The Connect-k family of games contains games defined by three parameters: k, p, and q. The game is played on a Go-style (but not necessarily size) board. There are two players, black and white, who take turn placing stones on the board. The first player (black) plays q stones on the first turn and each player then plays p stones on every succeeding turn. The first player to form a horizontal, vertical, or diagonal sequence of k stones wins.
The game family includes Tic-Tac-Toe, Go-moku without capture rules, and a new game, Connect-6. Connect-6 was formally introduced and analyzed by Dr. I-Chen Wu in a series of papers that attempted to show that the game is fair. This has not been decisively proven but appears to be the case.
The Connect-k program originated as a University of Minnesota undergraduate Artificial Intelligence course project for the Spring 2007 semester. Aside from me, the project group included Jeff Deitch, Gabe Emerson, and Erik Shimshock. We attempted to develop general game playing algorithms capable of playing any game within the Connect-k family. The Connect-k program we produced is currently the only open source program to play Connect-6.
Connect-k is built with the cross-platform GTK+ library and is distributed for Linux and Windows under the terms of the GPL.
Connect-k was developed on Debian Linux.
On Debian-based systems you will need to install the latest
Connect-k compiles and runs on Windows. However, because it uses the GTK+, you will need the GTK+ runtime environment for Windows installed. Once you have installed the runtime files, you can download the Windows binaries from the link above, unzip, and run the program
If you wish to compile in Windows, I have provided a Microsoft Visual
Studio 2003 solution file for the source, located in the
The Connect-k program was designed as a test bed for different AI techniques for playing the game. As such, the interface is currently tailored toward debugging and testing rather than being user-friendly. The screenshots in this section show the Black's potential moves as seen by the AI. Every move considered is marked with a color from blue to red, representing increasing desirability.
The Threats utility function, even without searching, provides a strong opponent to intermediate players. The AI tailored to find moves that will build multiple sequences or build a sequence and block an opponent's sequence. In this screenshot, the AI favors extending Black's two sequences of 3.

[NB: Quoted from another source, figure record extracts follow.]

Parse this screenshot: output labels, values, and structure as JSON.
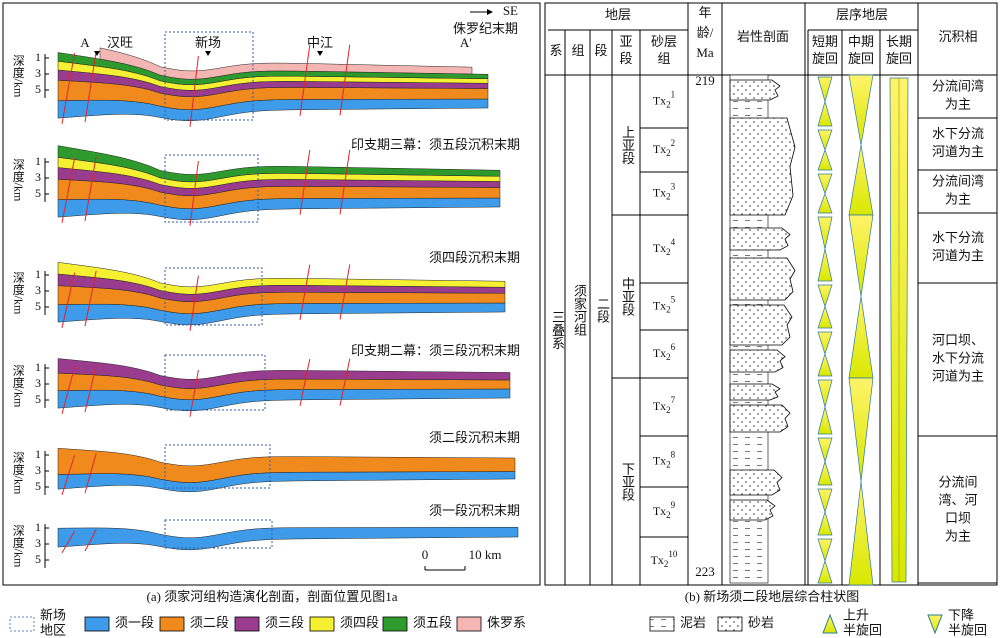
{
  "left": {
    "direction": "SE",
    "wells": [
      "A",
      "汉旺",
      "新场",
      "中江",
      "A′"
    ],
    "depth_label": "深度/km",
    "depth_ticks": [
      "1",
      "3",
      "5"
    ],
    "panels": [
      {
        "title": "侏罗纪末期"
      },
      {
        "title": "印支期三幕：须五段沉积末期"
      },
      {
        "title": "须四段沉积末期"
      },
      {
        "title": "印支期二幕：须三段沉积末期"
      },
      {
        "title": "须二段沉积末期"
      },
      {
        "title": "须一段沉积末期"
      }
    ],
    "scale": [
      "0",
      "10 km"
    ],
    "caption": "(a) 须家河组构造演化剖面，剖面位置见图1a"
  },
  "right": {
    "headers": {
      "strata": "地层",
      "system": "系",
      "formation": "组",
      "member": "段",
      "submember": [
        "亚",
        "段"
      ],
      "sand_group": [
        "砂层",
        "组"
      ],
      "age": [
        "年",
        "龄/",
        "Ma"
      ],
      "lithology": "岩性剖面",
      "sequence": "层序地层",
      "short": [
        "短期",
        "旋回"
      ],
      "middle": [
        "中期",
        "旋回"
      ],
      "long": [
        "长期",
        "旋回"
      ],
      "facies": "沉积相"
    },
    "system": "三叠系",
    "formation": "须家河组",
    "member": "二段",
    "submembers": [
      "上亚段",
      "中亚段",
      "下亚段"
    ],
    "sand_groups": [
      {
        "base": "Tx",
        "sub": "2",
        "sup": "1"
      },
      {
        "base": "Tx",
        "sub": "2",
        "sup": "2"
      },
      {
        "base": "Tx",
        "sub": "2",
        "sup": "3"
      },
      {
        "base": "Tx",
        "sub": "2",
        "sup": "4"
      },
      {
        "base": "Tx",
        "sub": "2",
        "sup": "5"
      },
      {
        "base": "Tx",
        "sub": "2",
        "sup": "6"
      },
      {
        "base": "Tx",
        "sub": "2",
        "sup": "7"
      },
      {
        "base": "Tx",
        "sub": "2",
        "sup": "8"
      },
      {
        "base": "Tx",
        "sub": "2",
        "sup": "9"
      },
      {
        "base": "Tx",
        "sub": "2",
        "sup": "10"
      }
    ],
    "age_top": "219",
    "age_bottom": "223",
    "facies": [
      [
        "分流间湾",
        "为主"
      ],
      [
        "水下分流",
        "河道为主"
      ],
      [
        "分流间湾",
        "为主"
      ],
      [
        "水下分流",
        "河道为主"
      ],
      [
        "河口坝、",
        "水下分流",
        "河道为主"
      ],
      [
        "分流间",
        "湾、河",
        "口坝",
        "为主"
      ]
    ],
    "caption": "(b) 新场须二段地层综合柱状图"
  },
  "legend": [
    [
      "新场",
      "地区"
    ],
    [
      "须一段"
    ],
    [
      "须二段"
    ],
    [
      "须三段"
    ],
    [
      "须四段"
    ],
    [
      "须五段"
    ],
    [
      "侏罗系"
    ],
    [
      "泥岩"
    ],
    [
      "砂岩"
    ],
    [
      "上升",
      "半旋回"
    ],
    [
      "下降",
      "半旋回"
    ]
  ]
}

This utility function does fail on one major point. By extending the largest available sequence, it is acting in a greedy fashion. By planning ahead, an expert human player can take advantage of this weakness.
Sequences is the most challenging utility function. Even without search it can be a difficult opponent for an moderately skilled player. It is prefers to build up board configurations that develop into advantageous configurations later in the game by giving disproportionate utility to shorter sequences.

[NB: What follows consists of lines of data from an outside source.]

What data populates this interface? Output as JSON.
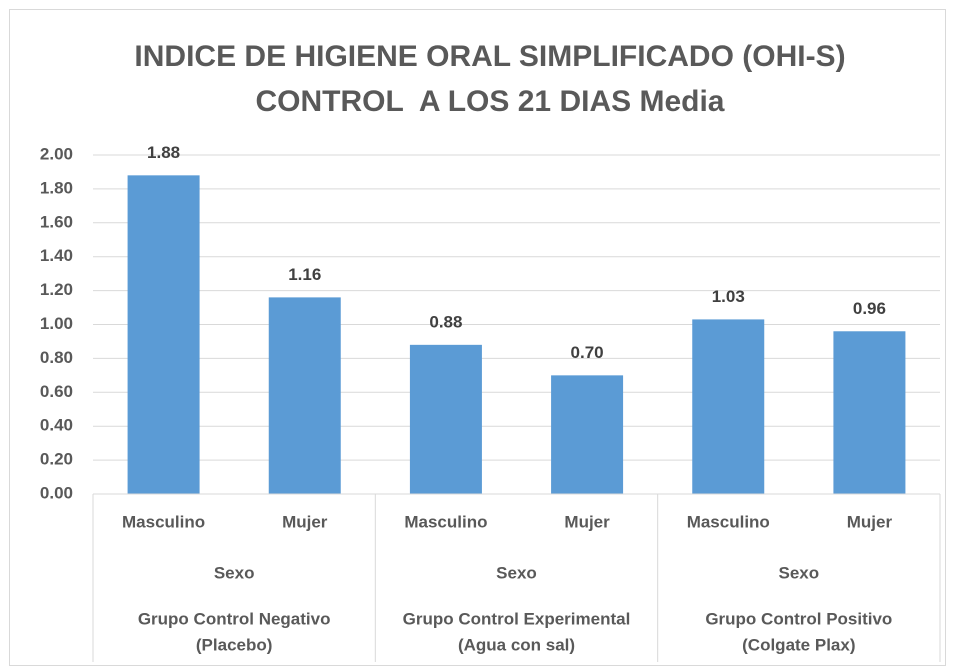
{
  "chart_data": {
    "type": "bar",
    "title": [
      "INDICE DE HIGIENE ORAL SIMPLIFICADO (OHI-S)",
      "CONTROL  A LOS 21 DIAS Media"
    ],
    "categories": [
      "Masculino",
      "Mujer",
      "Masculino",
      "Mujer",
      "Masculino",
      "Mujer"
    ],
    "groups": [
      {
        "level": "Sexo",
        "name": [
          "Grupo Control Negativo",
          "(Placebo)"
        ]
      },
      {
        "level": "Sexo",
        "name": [
          "Grupo Control Experimental",
          "(Agua con sal)"
        ]
      },
      {
        "level": "Sexo",
        "name": [
          "Grupo Control Positivo",
          "(Colgate Plax)"
        ]
      }
    ],
    "values": [
      1.88,
      1.16,
      0.88,
      0.7,
      1.03,
      0.96
    ],
    "value_labels": [
      "1.88",
      "1.16",
      "0.88",
      "0.70",
      "1.03",
      "0.96"
    ],
    "color": "#5b9bd5",
    "ylim": [
      0,
      2
    ],
    "yticks": [
      {
        "value": 0,
        "label": "0.00"
      },
      {
        "value": 0.2,
        "label": "0.20"
      },
      {
        "value": 0.4,
        "label": "0.40"
      },
      {
        "value": 0.6,
        "label": "0.60"
      },
      {
        "value": 0.8,
        "label": "0.80"
      },
      {
        "value": 1,
        "label": "1.00"
      },
      {
        "value": 1.2,
        "label": "1.20"
      },
      {
        "value": 1.4,
        "label": "1.40"
      },
      {
        "value": 1.6,
        "label": "1.60"
      },
      {
        "value": 1.8,
        "label": "1.80"
      },
      {
        "value": 2,
        "label": "2.00"
      }
    ],
    "grid": true
  }
}
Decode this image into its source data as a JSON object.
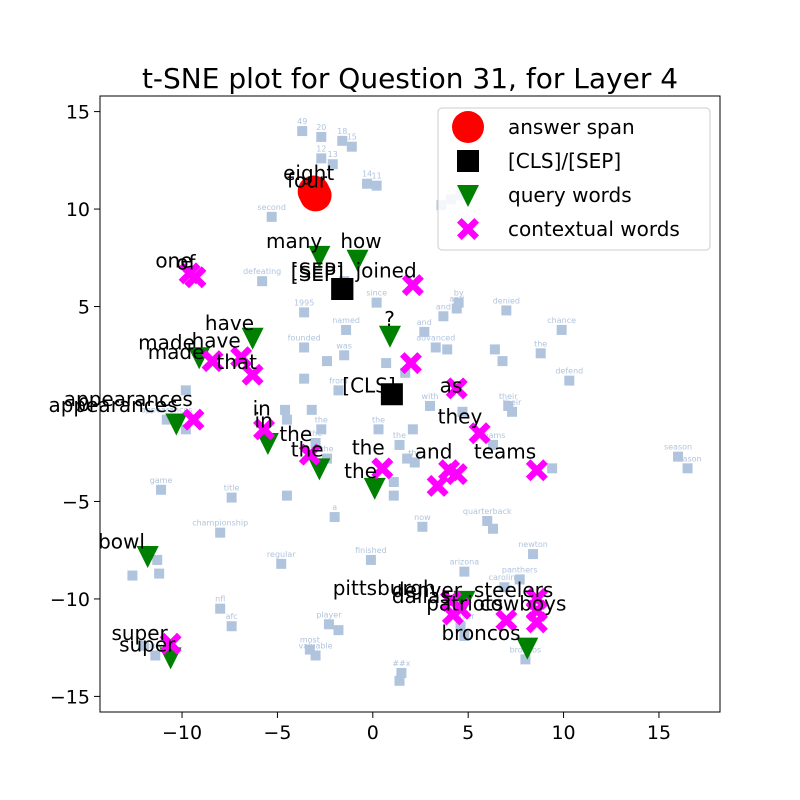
{
  "chart_data": {
    "type": "scatter",
    "title": "t-SNE plot for Question 31, for Layer 4",
    "xlim": [
      -14.3,
      18.2
    ],
    "ylim": [
      -15.8,
      15.8
    ],
    "x_ticks": [
      -10,
      -5,
      0,
      5,
      10,
      15
    ],
    "y_ticks": [
      -15,
      -10,
      -5,
      0,
      5,
      10,
      15
    ],
    "x_tick_labels": [
      "−10",
      "−5",
      "0",
      "5",
      "10",
      "15"
    ],
    "y_tick_labels": [
      "−15",
      "−10",
      "−5",
      "0",
      "5",
      "10",
      "15"
    ],
    "legend": {
      "position": "top-right",
      "entries": [
        {
          "label": "answer span",
          "marker": "circle",
          "color": "#ff0000"
        },
        {
          "label": "[CLS]/[SEP]",
          "marker": "square",
          "color": "#000000"
        },
        {
          "label": "query words",
          "marker": "triangle-down",
          "color": "#008000"
        },
        {
          "label": "contextual words",
          "marker": "x",
          "color": "#ff00ff"
        }
      ]
    },
    "colors": {
      "background_points": "#b0c4de",
      "answer": "#ff0000",
      "cls_sep": "#000000",
      "query": "#008000",
      "contextual": "#ff00ff"
    },
    "background_points": [
      {
        "x": -3.7,
        "y": 14.0,
        "label": "49"
      },
      {
        "x": -2.7,
        "y": 13.7,
        "label": "20"
      },
      {
        "x": -1.6,
        "y": 13.5,
        "label": "18"
      },
      {
        "x": -1.1,
        "y": 13.2,
        "label": "15"
      },
      {
        "x": -2.7,
        "y": 12.6,
        "label": "12"
      },
      {
        "x": -2.1,
        "y": 12.3,
        "label": "13"
      },
      {
        "x": -0.3,
        "y": 11.3,
        "label": "14"
      },
      {
        "x": 0.2,
        "y": 11.2,
        "label": "11"
      },
      {
        "x": -5.3,
        "y": 9.6,
        "label": "second"
      },
      {
        "x": 3.6,
        "y": 10.2,
        "label": ""
      },
      {
        "x": 4.1,
        "y": 10.5,
        "label": ""
      },
      {
        "x": 4.6,
        "y": 10.7,
        "label": ""
      },
      {
        "x": -1.5,
        "y": 6.3,
        "label": ""
      },
      {
        "x": -5.8,
        "y": 6.3,
        "label": "defeating"
      },
      {
        "x": -3.6,
        "y": 4.7,
        "label": "1995"
      },
      {
        "x": 0.2,
        "y": 5.2,
        "label": "since"
      },
      {
        "x": 4.5,
        "y": 5.2,
        "label": "by"
      },
      {
        "x": 4.4,
        "y": 4.9,
        "label": "and"
      },
      {
        "x": 3.7,
        "y": 4.5,
        "label": "and"
      },
      {
        "x": 7.0,
        "y": 4.8,
        "label": "denied"
      },
      {
        "x": 9.9,
        "y": 3.8,
        "label": "chance"
      },
      {
        "x": -1.4,
        "y": 3.8,
        "label": "named"
      },
      {
        "x": 2.7,
        "y": 3.7,
        "label": "and"
      },
      {
        "x": -3.6,
        "y": 2.9,
        "label": "founded"
      },
      {
        "x": -1.5,
        "y": 2.5,
        "label": "was"
      },
      {
        "x": 3.3,
        "y": 2.9,
        "label": "advanced"
      },
      {
        "x": 3.9,
        "y": 2.8,
        "label": ""
      },
      {
        "x": 6.4,
        "y": 2.8,
        "label": ""
      },
      {
        "x": 8.8,
        "y": 2.6,
        "label": "the"
      },
      {
        "x": -2.4,
        "y": 2.2,
        "label": ""
      },
      {
        "x": 0.7,
        "y": 2.1,
        "label": ""
      },
      {
        "x": 6.8,
        "y": 2.2,
        "label": ""
      },
      {
        "x": -3.6,
        "y": 1.3,
        "label": ""
      },
      {
        "x": 1.7,
        "y": 1.6,
        "label": ""
      },
      {
        "x": 10.3,
        "y": 1.2,
        "label": "defend"
      },
      {
        "x": -1.8,
        "y": 0.7,
        "label": "from"
      },
      {
        "x": -9.8,
        "y": 0.7,
        "label": ""
      },
      {
        "x": -4.6,
        "y": -0.3,
        "label": ""
      },
      {
        "x": -3.2,
        "y": -0.3,
        "label": ""
      },
      {
        "x": 3.0,
        "y": -0.1,
        "label": "with"
      },
      {
        "x": 7.1,
        "y": -0.1,
        "label": "their"
      },
      {
        "x": 7.3,
        "y": -0.4,
        "label": "their"
      },
      {
        "x": 4.7,
        "y": -0.4,
        "label": ""
      },
      {
        "x": -4.5,
        "y": -0.8,
        "label": ""
      },
      {
        "x": -2.7,
        "y": -1.3,
        "label": "the"
      },
      {
        "x": 0.3,
        "y": -1.3,
        "label": "the"
      },
      {
        "x": 2.1,
        "y": -1.3,
        "label": ""
      },
      {
        "x": -10.8,
        "y": -0.8,
        "label": "appearances"
      },
      {
        "x": -9.8,
        "y": -1.3,
        "label": ""
      },
      {
        "x": -3.0,
        "y": -2.0,
        "label": "the"
      },
      {
        "x": 1.4,
        "y": -2.1,
        "label": "the"
      },
      {
        "x": 6.3,
        "y": -2.1,
        "label": "teams"
      },
      {
        "x": -2.4,
        "y": -2.8,
        "label": "the"
      },
      {
        "x": 1.8,
        "y": -2.8,
        "label": ""
      },
      {
        "x": 2.2,
        "y": -3.0,
        "label": "the"
      },
      {
        "x": 16.0,
        "y": -2.7,
        "label": "season"
      },
      {
        "x": 16.5,
        "y": -3.3,
        "label": "season"
      },
      {
        "x": 9.4,
        "y": -3.3,
        "label": ""
      },
      {
        "x": 1.1,
        "y": -4.0,
        "label": ""
      },
      {
        "x": -11.1,
        "y": -4.4,
        "label": "game"
      },
      {
        "x": -7.4,
        "y": -4.8,
        "label": "title"
      },
      {
        "x": -4.5,
        "y": -4.7,
        "label": ""
      },
      {
        "x": 1.1,
        "y": -4.7,
        "label": ""
      },
      {
        "x": -2.0,
        "y": -5.8,
        "label": "a"
      },
      {
        "x": 6.0,
        "y": -6.0,
        "label": "quarterback"
      },
      {
        "x": 6.3,
        "y": -6.4,
        "label": ""
      },
      {
        "x": -8.0,
        "y": -6.6,
        "label": "championship"
      },
      {
        "x": 2.6,
        "y": -6.3,
        "label": "now"
      },
      {
        "x": 8.4,
        "y": -7.7,
        "label": "newton"
      },
      {
        "x": -4.8,
        "y": -8.2,
        "label": "regular"
      },
      {
        "x": -0.1,
        "y": -8.0,
        "label": "finished"
      },
      {
        "x": -11.3,
        "y": -8.0,
        "label": ""
      },
      {
        "x": -11.2,
        "y": -8.7,
        "label": ""
      },
      {
        "x": -12.6,
        "y": -8.8,
        "label": ""
      },
      {
        "x": 4.8,
        "y": -8.6,
        "label": "arizona"
      },
      {
        "x": 7.7,
        "y": -9.0,
        "label": "panthers"
      },
      {
        "x": 6.9,
        "y": -9.4,
        "label": "carolina"
      },
      {
        "x": -8.0,
        "y": -10.5,
        "label": "nfl"
      },
      {
        "x": -7.4,
        "y": -11.4,
        "label": "afc"
      },
      {
        "x": -2.3,
        "y": -11.3,
        "label": "player"
      },
      {
        "x": -1.8,
        "y": -11.6,
        "label": ""
      },
      {
        "x": 4.6,
        "y": -11.4,
        "label": "denver"
      },
      {
        "x": 4.8,
        "y": -11.9,
        "label": ""
      },
      {
        "x": -12.0,
        "y": -12.4,
        "label": ""
      },
      {
        "x": -11.4,
        "y": -12.9,
        "label": "bowl"
      },
      {
        "x": -3.3,
        "y": -12.6,
        "label": "most"
      },
      {
        "x": -3.0,
        "y": -12.9,
        "label": "valuable"
      },
      {
        "x": 8.0,
        "y": -13.1,
        "label": "broncos"
      },
      {
        "x": 1.5,
        "y": -13.8,
        "label": "##x"
      },
      {
        "x": 1.4,
        "y": -14.2,
        "label": ""
      }
    ],
    "answer_span": [
      {
        "x": -3.1,
        "y": 10.9,
        "label": "eight"
      },
      {
        "x": -3.0,
        "y": 10.7,
        "label": "four"
      }
    ],
    "cls_sep": [
      {
        "x": -1.6,
        "y": 5.9,
        "label": "[SEP]"
      },
      {
        "x": -1.6,
        "y": 5.9,
        "label": "[SEP]"
      },
      {
        "x": 1.0,
        "y": 0.5,
        "label": "[CLS]"
      }
    ],
    "query_words": [
      {
        "x": -2.8,
        "y": 7.6,
        "label": "many"
      },
      {
        "x": -0.8,
        "y": 7.4,
        "label": "how"
      },
      {
        "x": 0.9,
        "y": 3.5,
        "label": "?"
      },
      {
        "x": -6.3,
        "y": 3.4,
        "label": "have"
      },
      {
        "x": -9.1,
        "y": 2.4,
        "label": "made"
      },
      {
        "x": -10.3,
        "y": -1.0,
        "label": "appearances"
      },
      {
        "x": -5.5,
        "y": -2.0,
        "label": "in"
      },
      {
        "x": -2.8,
        "y": -3.3,
        "label": "the"
      },
      {
        "x": 0.1,
        "y": -4.3,
        "label": "the"
      },
      {
        "x": -11.8,
        "y": -7.8,
        "label": "bowl"
      },
      {
        "x": -10.6,
        "y": -13.0,
        "label": "super"
      },
      {
        "x": 4.8,
        "y": -10.1,
        "label": "steelers"
      },
      {
        "x": 8.1,
        "y": -12.5,
        "label": "broncos"
      }
    ],
    "contextual_words": [
      {
        "x": -9.6,
        "y": 6.7,
        "label": "of"
      },
      {
        "x": -9.3,
        "y": 6.5,
        "label": "one"
      },
      {
        "x": 2.1,
        "y": 6.1,
        "label": "joined"
      },
      {
        "x": -8.4,
        "y": 2.2,
        "label": "made"
      },
      {
        "x": -6.9,
        "y": 2.4,
        "label": "have"
      },
      {
        "x": -6.3,
        "y": 1.5,
        "label": "that"
      },
      {
        "x": 2.0,
        "y": 2.1,
        "label": "?"
      },
      {
        "x": 4.4,
        "y": 0.8,
        "label": "as"
      },
      {
        "x": -9.4,
        "y": -0.8,
        "label": "appearances"
      },
      {
        "x": -5.7,
        "y": -1.3,
        "label": "in"
      },
      {
        "x": 5.6,
        "y": -1.5,
        "label": "they"
      },
      {
        "x": -3.3,
        "y": -2.6,
        "label": "the"
      },
      {
        "x": 0.5,
        "y": -3.3,
        "label": "the"
      },
      {
        "x": 4.0,
        "y": -3.4,
        "label": "and"
      },
      {
        "x": 4.4,
        "y": -3.6,
        "label": "and"
      },
      {
        "x": 3.4,
        "y": -4.2,
        "label": ""
      },
      {
        "x": 8.6,
        "y": -3.4,
        "label": "teams"
      },
      {
        "x": 4.1,
        "y": -10.1,
        "label": "pittsburgh"
      },
      {
        "x": 4.6,
        "y": -10.5,
        "label": "dallas"
      },
      {
        "x": 4.2,
        "y": -10.8,
        "label": "patriots"
      },
      {
        "x": 7.0,
        "y": -11.1,
        "label": "cowboys"
      },
      {
        "x": 8.6,
        "y": -10.0,
        "label": "steelers"
      },
      {
        "x": 8.6,
        "y": -10.6,
        "label": ""
      },
      {
        "x": 8.6,
        "y": -11.2,
        "label": ""
      },
      {
        "x": -10.6,
        "y": -12.3,
        "label": "super"
      }
    ],
    "word_labels": [
      {
        "x": -4.7,
        "y": 11.5,
        "text": "eight"
      },
      {
        "x": -4.5,
        "y": 11.1,
        "text": "four"
      },
      {
        "x": -5.6,
        "y": 8.0,
        "text": "many"
      },
      {
        "x": -1.7,
        "y": 8.0,
        "text": "how"
      },
      {
        "x": -4.3,
        "y": 6.5,
        "text": "[SEP]"
      },
      {
        "x": -4.3,
        "y": 6.3,
        "text": "[SEP]"
      },
      {
        "x": -0.9,
        "y": 6.5,
        "text": "joined"
      },
      {
        "x": -11.4,
        "y": 7.0,
        "text": "one"
      },
      {
        "x": -10.3,
        "y": 6.9,
        "text": "of"
      },
      {
        "x": 0.6,
        "y": 4.0,
        "text": "?"
      },
      {
        "x": -8.8,
        "y": 3.8,
        "text": "have"
      },
      {
        "x": -12.3,
        "y": 2.8,
        "text": "made"
      },
      {
        "x": -9.5,
        "y": 2.9,
        "text": "have"
      },
      {
        "x": -11.8,
        "y": 2.3,
        "text": "made"
      },
      {
        "x": -8.2,
        "y": 1.8,
        "text": "that"
      },
      {
        "x": -1.6,
        "y": 0.6,
        "text": "[CLS]"
      },
      {
        "x": 3.5,
        "y": 0.6,
        "text": "as"
      },
      {
        "x": -16.2,
        "y": -0.1,
        "text": "appearances"
      },
      {
        "x": -17.0,
        "y": -0.4,
        "text": "appearances"
      },
      {
        "x": -6.3,
        "y": -0.6,
        "text": "in"
      },
      {
        "x": -6.2,
        "y": -1.2,
        "text": "in"
      },
      {
        "x": 3.4,
        "y": -1.0,
        "text": "they"
      },
      {
        "x": -4.9,
        "y": -1.9,
        "text": "the"
      },
      {
        "x": -4.3,
        "y": -2.7,
        "text": "the"
      },
      {
        "x": -1.1,
        "y": -2.6,
        "text": "the"
      },
      {
        "x": -1.5,
        "y": -3.8,
        "text": "the"
      },
      {
        "x": 2.2,
        "y": -2.8,
        "text": "and"
      },
      {
        "x": 5.3,
        "y": -2.8,
        "text": "teams"
      },
      {
        "x": -14.4,
        "y": -7.4,
        "text": "bowl"
      },
      {
        "x": -2.1,
        "y": -9.8,
        "text": "pittsburgh"
      },
      {
        "x": 1.0,
        "y": -9.9,
        "text": "denver"
      },
      {
        "x": 1.0,
        "y": -10.2,
        "text": "dallas"
      },
      {
        "x": 5.3,
        "y": -9.9,
        "text": "steelers"
      },
      {
        "x": 2.8,
        "y": -10.6,
        "text": "patriots"
      },
      {
        "x": 5.6,
        "y": -10.6,
        "text": "cowboys"
      },
      {
        "x": 3.6,
        "y": -12.1,
        "text": "broncos"
      },
      {
        "x": -13.7,
        "y": -12.1,
        "text": "super"
      },
      {
        "x": -13.3,
        "y": -12.7,
        "text": "super"
      }
    ]
  }
}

In this screenshot, the AI prefers to build up multiple available lines for future moves rather than extend Black's 3-sequences. This utility function is interesting because it produces behavior that would normally be expected of requiring extensive lookahead without doing any searching at all.
The Sequences AI was developed by Jeff Deitch.
The Monte Carlo AI is inspired by previous efforts to apply simulated annealing to playing the game of Go. We adapted this technique to play Connect-k. After generating a small list of promising moves using one of the above utility functions, a number of games are played for each resulting board with successive moves determined randomly. The position which results in the greatest number of won boards for the current player is chosen.
The Monte Carlo AI plays fairly well but spends a considerable amount of time choosing a move. In a sense this technique is a brute-force attempt to find a good move and is complicated by the large state space. In this screenshot, although very few moves were analyzed, the AI will recommend the same move as Sequences.
The Monte Carlo AI was developed by Jeff Deitch.
The only other publicly-available program that plays Connect-6 is the NCTU6 program by the "inventor" of Connect-6, Dr. I-Chen Wu. NCTU6 is closed source and in Chinese. Currently, NCTU6 will beat Connect-k pretty consistently.